Leo Strauss, en su comentario del razonamiento
de Schmitt, dice que, entonces, las únicas garantías de que el mundo no se
transforme en un mundo de simple “esparcimiento” y de cosas “muy interesantes”,
son la política y el Estado, sin lo cual el mundo se convertiría en un mundo
desprovisto de seriedad, de gravedad en el sentido fuerte del
término. En este sentido, Schmitt desecha por nefasto el ideal pacifista de la
“paz mundial” —por el cual siempre brindan las “rubias taradas
norteamericanas”, inmortalizadas por Sumo y objeto de burla en películas
yanquis—, y es que Schmitt considera imprescindible el juego de lo político para que la vida sostenga su
seriedad. Y el problema es la despolitización, porque la política es hablar de política. La afirmación de lo
político, en este sentido, entiendo, es una afirmación moral sostenida en una
lógica del conflicto, un llamado a abandonar el confort y el bienestar del statu
quo, un llamado a abandonar la llamada “comprensión” a cualquier precio, la
que busca silenciar los conflictos, porque es a costa del sentido de la vida
humana, porque significa renunciar, como dice Strauss, a plantearse la seriedad que implica la cuestión de lo correcto.
Schmitt pretende ir en contra del
liberalismo, lo que demuestra Strauss es que no logra ir más allá del liberalismo: “Quien afirma lo político como tal
respeta a todos aquellos que quieren luchar; es tan tolerante como los liberales, sólo que con la intención opuesta:
mientras que el liberal respeta y tolera todas las convicciones “honestas” sólo a condición de que reconozcan
como sacrosantos el orden legal y la paz,
el que afirma lo político como tal respeta y tolera todas las convicciones “serias”, es decir, todas las decisiones
orientadas hacia la posibilidad real de la guerra.
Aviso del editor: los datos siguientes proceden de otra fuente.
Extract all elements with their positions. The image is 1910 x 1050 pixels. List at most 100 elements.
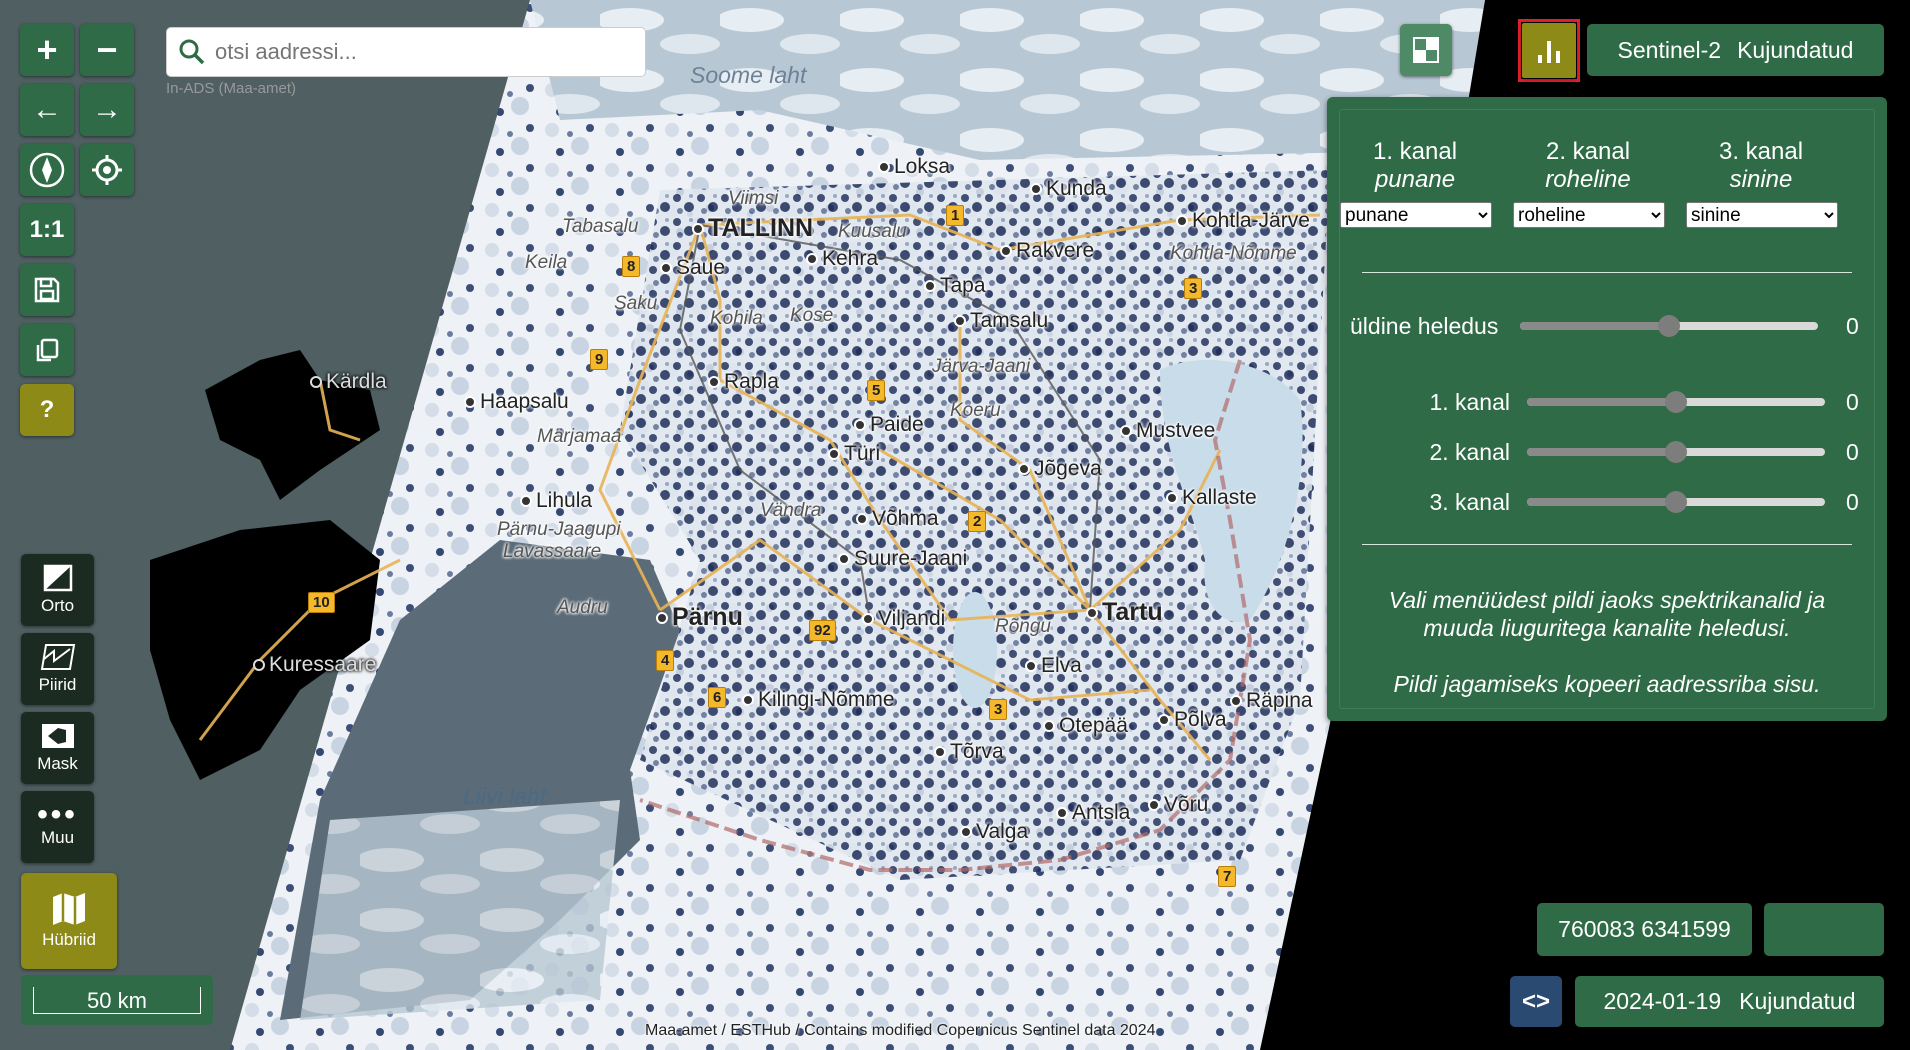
place-label: Kilingi-Nõmme	[742, 688, 895, 712]
place-label: Mustvee	[1120, 419, 1215, 443]
layer-muu-button[interactable]: ••• Muu	[21, 791, 94, 863]
layer-mask-button[interactable]: Mask	[21, 712, 94, 784]
place-label: Viljandi	[862, 607, 945, 631]
place-label: Elva	[1025, 654, 1082, 678]
place-label: Kohtla-Nõmme	[1170, 243, 1297, 264]
save-button[interactable]	[20, 264, 74, 316]
place-label: Loksa	[878, 155, 950, 179]
zoom-in-button[interactable]: +	[20, 24, 74, 76]
channel-title: 3. kanal	[1718, 138, 1804, 165]
date-selector[interactable]: 2024-01-19 Kujundatud	[1575, 976, 1884, 1027]
slider-handle[interactable]	[1665, 441, 1687, 463]
slider-handle[interactable]	[1665, 491, 1687, 513]
place-label: Kohila	[710, 308, 763, 329]
channel-1-row: 1. kanal 0	[1340, 384, 1874, 420]
channel-3-row: 3. kanal 0	[1340, 484, 1874, 520]
forward-button[interactable]: →	[80, 84, 134, 136]
split-view-button[interactable]: <>	[1510, 976, 1562, 1027]
locate-button[interactable]	[80, 144, 134, 196]
place-label: Tabasalu	[562, 216, 639, 237]
layer-orto-button[interactable]: Orto	[21, 554, 94, 626]
road-number: 1	[946, 205, 965, 226]
sea-label: Liivi laht	[463, 783, 547, 809]
place-label: Keila	[525, 252, 568, 273]
road-number: 92	[809, 620, 836, 641]
search-source: In-ADS (Maa-amet)	[166, 80, 297, 97]
channel-3-slider[interactable]	[1527, 491, 1825, 513]
channel-2-select[interactable]: roheline	[1513, 202, 1665, 228]
help-button[interactable]: ?	[20, 384, 74, 436]
coordinates-value: 760083 6341599	[1558, 916, 1731, 942]
place-label: Viimsi	[728, 188, 779, 209]
place-label: Põlva	[1158, 708, 1227, 732]
channel-color: sinine	[1729, 166, 1793, 193]
back-button[interactable]: ←	[20, 84, 74, 136]
place-label: Rõngu	[995, 616, 1051, 637]
place-label: Jõgeva	[1018, 457, 1102, 481]
place-label: Kehra	[806, 247, 878, 271]
slider-handle[interactable]	[1665, 391, 1687, 413]
divider	[1362, 544, 1852, 545]
place-label: Tartu	[1086, 598, 1163, 627]
place-label: Audru	[557, 597, 608, 618]
copy-icon	[36, 338, 59, 362]
slider-fill	[1520, 322, 1669, 330]
channel-2-slider[interactable]	[1527, 441, 1825, 463]
place-label: Antsla	[1056, 801, 1130, 825]
ortho-icon	[43, 564, 72, 592]
mask-icon	[41, 724, 74, 748]
compass-button[interactable]	[20, 144, 74, 196]
brightness-row: üldine heledus 0	[1340, 308, 1874, 344]
channel-1-select[interactable]: punane	[1340, 202, 1492, 228]
more-icon: •••	[37, 798, 78, 831]
scale-bar-label: 50 km	[33, 987, 201, 1014]
target-icon	[92, 155, 122, 185]
road-number: 3	[989, 699, 1008, 720]
place-label: Kohtla-Järve	[1176, 209, 1310, 233]
road-number: 10	[308, 592, 335, 613]
place-label: Kärdla	[310, 370, 387, 394]
slider-value: 0	[1846, 388, 1859, 415]
road-number: 7	[1218, 866, 1237, 887]
layer-piirid-button[interactable]: Piirid	[21, 633, 94, 705]
road-number: 5	[867, 380, 886, 401]
slider-handle[interactable]	[1658, 315, 1680, 337]
place-label: Räpina	[1230, 689, 1313, 713]
image-date: 2024-01-19	[1603, 988, 1722, 1014]
histogram-button[interactable]	[1522, 23, 1576, 78]
spectral-channel-panel: 1. kanal punane punane 2. kanal roheline…	[1327, 97, 1887, 721]
channel-1-slider[interactable]	[1527, 391, 1825, 413]
scale-1-1-button[interactable]: 1:1	[20, 204, 74, 256]
help-label: ?	[39, 396, 55, 423]
save-icon	[34, 277, 60, 303]
channel-title: 2. kanal	[1545, 138, 1631, 165]
channel-3-select[interactable]: sinine	[1686, 202, 1838, 228]
zoom-out-button[interactable]: −	[80, 24, 134, 76]
help-text-2: Pildi jagamiseks kopeeri aadressriba sis…	[1393, 671, 1821, 697]
place-label: Märjamaa	[537, 426, 622, 447]
place-label: Kuusalu	[838, 221, 907, 242]
product-selector[interactable]: Sentinel-2 Kujundatud	[1587, 24, 1884, 76]
layer-hybriid-button[interactable]: Hübriid	[21, 873, 117, 969]
arrow-left-icon: ←	[32, 93, 62, 126]
place-label: Järva-Jaani	[932, 356, 1031, 377]
borders-icon	[40, 644, 75, 670]
empty-info-button[interactable]	[1764, 903, 1884, 956]
layer-label: Muu	[40, 828, 75, 847]
slider-value: 0	[1846, 488, 1859, 515]
coordinates-display[interactable]: 760083 6341599	[1537, 903, 1752, 956]
slider-fill	[1527, 398, 1676, 406]
place-label: Pärnu-Jaagupi	[497, 519, 621, 540]
brightness-slider[interactable]	[1520, 315, 1818, 337]
road-number: 8	[622, 256, 641, 277]
place-label: Võhma	[856, 507, 939, 531]
slider-label: 3. kanal	[1429, 488, 1510, 515]
compare-button[interactable]	[1400, 24, 1452, 76]
search-icon	[179, 39, 205, 65]
place-label: TALLINN	[692, 214, 813, 243]
search-box[interactable]	[166, 27, 646, 77]
slider-fill	[1527, 448, 1676, 456]
compare-icon	[1413, 37, 1439, 63]
copy-button[interactable]	[20, 324, 74, 376]
search-input[interactable]	[213, 38, 645, 66]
Así, la afirmación de lo
político como tal se revela como un liberalismo de signo contrario”. (p.165/6)
Una cosa es la política si Dios y el cielo
están en juego, y otra muy distinta si supuestamente no lo están; una cosa es
la política apuntando al cielo, a Cristo y a la salvación, y otra cosa es la
política apuntando a realizar el cielo en la tierra, prescindiendo de la fe y
de la revelación (lo cual es, para Schmitt, equivalente al triunfo del Anticristo, ni más ni menos). De ahí la
oposición de Schmitt contra el liberalismo, que en esta polémica sobre lo
político representa el judío Strauss, pero también contra el marxismo, al que
incluye en el liberalismo.
Muchas veces se acusó a Lacan de que, al
instalar el concepto del Otro como lugar de la palabra, abría la puerta a la
religión, al “buen Dios”, a la cuestión de si hay alguien ahí, de si hay sujeto en el Otro o si el Otro es sujeto.
Pero esa es justamente la cuestión, es el supuesto más serio sobre el que se
sostiene la transferencia, el motor del análisis, y el psicoanálisis, con su política del síntoma, es el discurso que
se ocupa del hecho de que hay casos, los casos
de verdad —como los llama Lacan—, donde no se puede prescindir del Otro,
del decir verdadero, y donde para que
su producción y su pasaje por la ranura de lo real sea posible, el analista no
debe ni puede olvidar que, si bien el Otro no existe, sí existe la necesaria e
imprescindible suposición de su existencia.